We can re-run the failure above or view the code for it:
$ ./Fuzzlyn/bin/Release/net7.0/linux-arm64/publish/Fuzzlyn --seed 12967064399465141584 -host /home/alahay01/dotnet/runtime_bools/artifacts/tests/coreclr/linux.arm64.Checked/Tests/Core_Root/corerun Found example with seed 12967064399465141584 $ ./Fuzzlyn/bin/Release/net7.0/linux-arm64/publish/Fuzzlyn --seed 12967064399465141584 -host /home/alahay01/dotnet/runtime_bools/artifacts/tests/coreclr/linux.arm64.Checked/Tests/Core_Root/corerun --output-source // Generated by Fuzzlyn v1.6 on 2023-10-24 15:00:17 // Run on Arm64 Linux // Seed: 12967064399465141584 using System.Runtime.CompilerServices; public class Program { public static Fuzzlyn.ExecutionServer.IRuntime s_rt; public static bool s_1 = true; public static uint s_2 = 4294967294U; public static ulong[] s_3 = new ulong[]{1UL, 16888081499558940079UL, 1UL, 14466453191820878323UL, 0UL}; public static bool s_4 = true; public static ulong s_5 = 0UL; public static long s_6 = 1L; public static byte s_7 = 143; public static sbyte s_8 = -2; public static ushort s_9 = 1; public static ulong s_10 = 1UL; public static uint[] s_11 = new uint[]{4294967294U, 1U, 0U, 0U, 1U, 2280772701U}; public static bool s_12 = false; public static byte s_13 = 7; public static int s_14 = -28519332; <SNIP>
The full program can be compiled by itself outside of Fuzzlyn but is over 5000 lines and looks a little weird (but maybe not so once you consider the random nature). If that feels too big to debug easily, then Fuzzlyn can reduce it down. It incrementally bisects the program into smaller pieces until it finds the smallest piece that still generates the same error.
$ ./Fuzzlyn/bin/Release/net7.0/linux-arm64/publish/Fuzzlyn --seed 12967064399465141584 -host /home/alahay01/dotnet/runtime_bools/artifacts/tests/coreclr/linux.arm64.Checked/Tests/Core_Root/corerun --reduce Simplifying Coarsely. Total elapsed: 00:00:33. Method 90/90. Simplifying Statements. Total elapsed: 00:00:53. Iter: 187/187 Simplifying Expressions. Total elapsed: 00:00:57. Iter: 1029/1029 Simplifying Members. Total elapsed: 00:01:03. Iter: 10/10 Simplifying Statements. Total elapsed: 00:01:03. Iter: 15/15 Simplifying Expressions. Total elapsed: 00:01:03. Iter: 49/49 Simplifying Members. Total elapsed: 00:01:03. Iter: 7/7 Simplifying Statements. Total elapsed: 00:01:04. Iter: 9/9 Simplifying Expressions. Total elapsed: 00:01:04. Iter: 34/34 Simplifying Members.
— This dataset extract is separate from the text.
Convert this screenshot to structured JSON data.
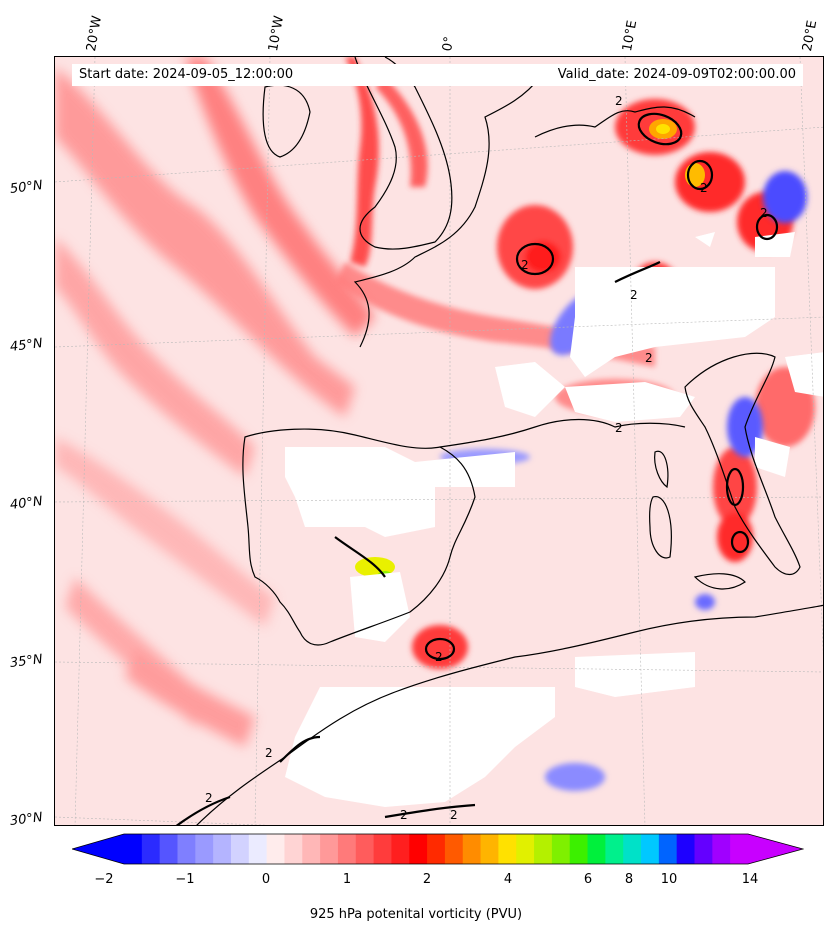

Total elapsed: 00:01:04. Iter: 7/7 Simplifying Statements. Total elapsed: 00:01:04. Iter: 9/9 Simplifying Expressions. Total elapsed: 00:01:04. Iter: 34/34 Simplifying Members. Total elapsed: 00:01:04. Iter: 7/7 // Generated by Fuzzlyn v1.6 on 2023-10-24 15:02:19 // Run on Arm64 Linux // Seed: 12967064399465141584 // Reduced from 199.5 KiB to 0.4 KiB in 00:01:07 // Debug: Outputs 0 // Release: Outputs 2147483647 using System.Runtime.CompilerServices; public class Program { public static bool s_34; public static int s_40; public static void Main() { var vr1 = M58(); System.Console.WriteLine(vr1); } public static int M58() { if (s_34) { return 2147483647; } return s_40; } }
The whole process can take a couple of minutes. But the result is a program that is much easier to debug. The reduced form is also ideal for adding back into the testsuite once your bug has been fixed.
There are a few gaps in using Fuzzlyn (or indeed, any fuzzer tool).
Firstly, if your .NET is heavily broken then it may become tricky to test in Fuzzlyn. Every failing program reduces to the same boilerplate entry function. In those cases, other tools are better at resolving your issues, and you should probably go check SPMI first. In fact, you should always check SPMI replay is clean before trying Fuzzlyn.
Secondly, how long should Fuzzlyn run for before you can be certain it has not found any bugs? Is 1 minute ok, or 10 minutes? When debugging an issue we had with a peephole optimization patch, a corner case issue inside the GC would only trigger once every 30 minutes. With random execution, it is difficult to have guaranteed certainty.
That is everything I wanted to cover in this blog series Over 2 posts we have talked about:
I hope that this blog series is useful and helps you on your .NET journey.